Bobby is the benevolent duke of the castle, a man residing beside his subjects, more of a servant than a ruler. His neck is always exposed, and his gracious disposition steamrolls his body into a doormat. Bobby's highest loyalty is to the children, unschooled, unchaperoned, and undisciplined.

The little Moonee is the three-foot terror that attempts to usurp the throne with prohibited ice cream and science experiments. She has recruited a rag tag team of mini hustlers. Stealing cues from her mother, Halley, she works the streets in significantly more innocent ways, yet retains the same sinister motive.

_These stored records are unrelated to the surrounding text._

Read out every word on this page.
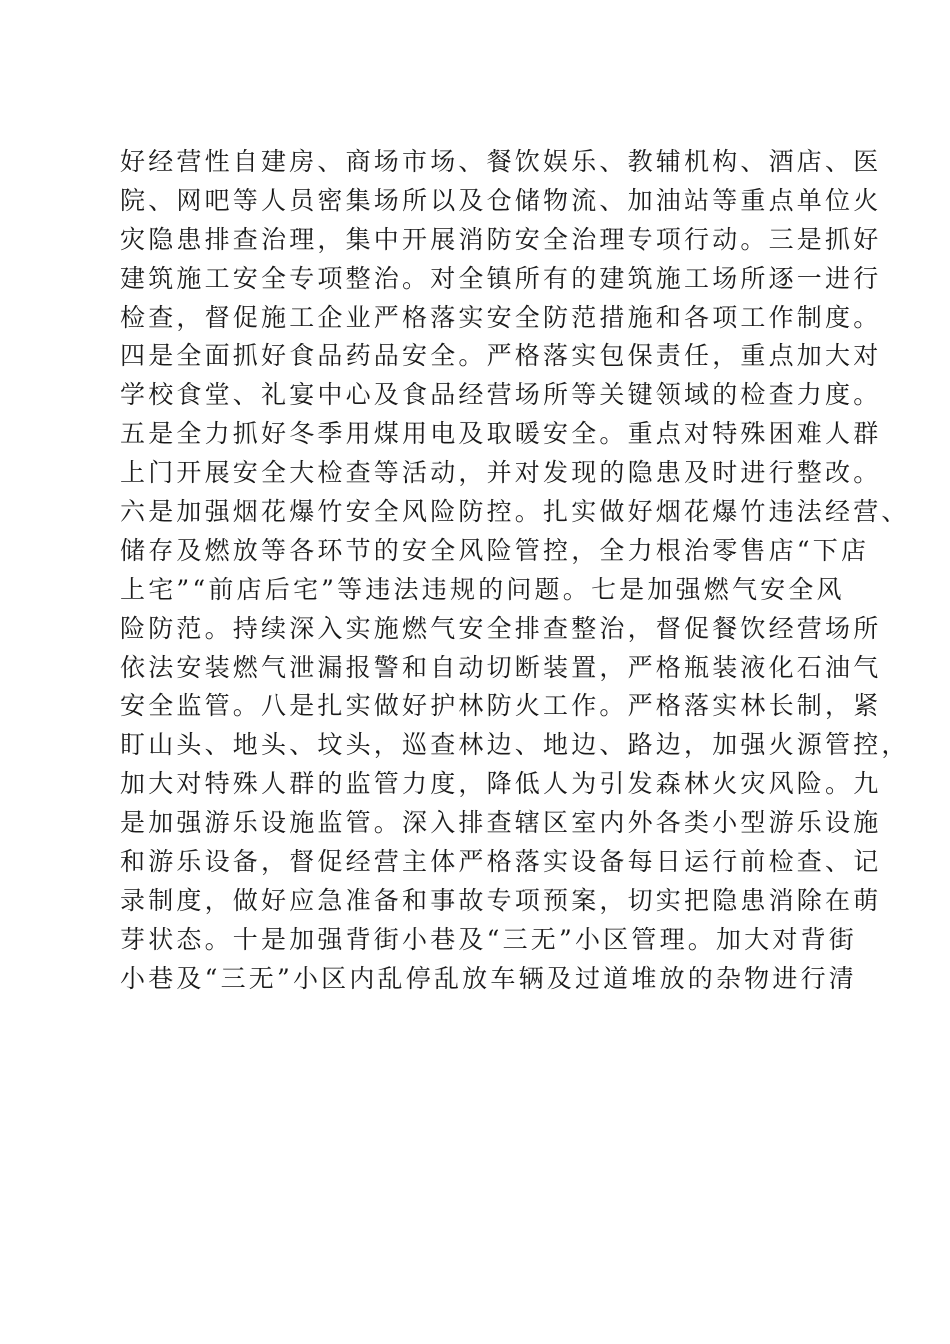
好经营性自建房、商场市场、餐饮娱乐、教辅机构、酒店、医
院、网吧等人员密集场所以及仓储物流、加油站等重点单位火
灾隐患排查治理，集中开展消防安全治理专项行动。三是抓好
建筑施工安全专项整治。对全镇所有的建筑施工场所逐一进行
检查，督促施工企业严格落实安全防范措施和各项工作制度。
四是全面抓好食品药品安全。严格落实包保责任，重点加大对
学校食堂、礼宴中心及食品经营场所等关键领域的检查力度。
五是全力抓好冬季用煤用电及取暖安全。重点对特殊困难人群
上门开展安全大检查等活动，并对发现的隐患及时进行整改。
六是加强烟花爆竹安全风险防控。扎实做好烟花爆竹违法经营、
储存及燃放等各环节的安全风险管控，全力根治零售店“下店
上宅”“前店后宅”等违法违规的问题。七是加强燃气安全风
险防范。持续深入实施燃气安全排查整治，督促餐饮经营场所
依法安装燃气泄漏报警和自动切断装置，严格瓶装液化石油气
安全监管。八是扎实做好护林防火工作。严格落实林长制，紧
盯山头、地头、坟头，巡查林边、地边、路边，加强火源管控，
加大对特殊人群的监管力度，降低人为引发森林火灾风险。九
是加强游乐设施监管。深入排查辖区室内外各类小型游乐设施
和游乐设备，督促经营主体严格落实设备每日运行前检查、记
录制度，做好应急准备和事故专项预案，切实把隐患消除在萌
芽状态。十是加强背街小巷及“三无”小区管理。加大对背街
小巷及“三无”小区内乱停乱放车辆及过道堆放的杂物进行清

Stuck protecting doomed fragments of families, Bobby builds a secret charity under the nose of regional management. An alternative lodging option for families not fortunate enough to stay within the Kingdom, his operation melds Floridian and out-of-state sensibilities in often vicious ways.

Scams and unsanctioned transactions of service comprise the income of drowning mothers. Abandon crack houses and hurricane remnants provide jungle gym sanctuaries for foulmouthed but imaginative rug rats. The safaris and mystery hunts culminate in vibrant childhoods undervalued by the state.

A war of financial attrition rages as Moonee becomes a giant prune in a bathtub play prison. Bobby trusts Halley at an unreasonable level, but he is trying to rewrite a history that has pushed his last "Halley" beyond communication. Parenthood becomes rather arbitrary when predators are loose. A motel manager can even be a father in a pinch, but the kids are bound for a custody cyclone.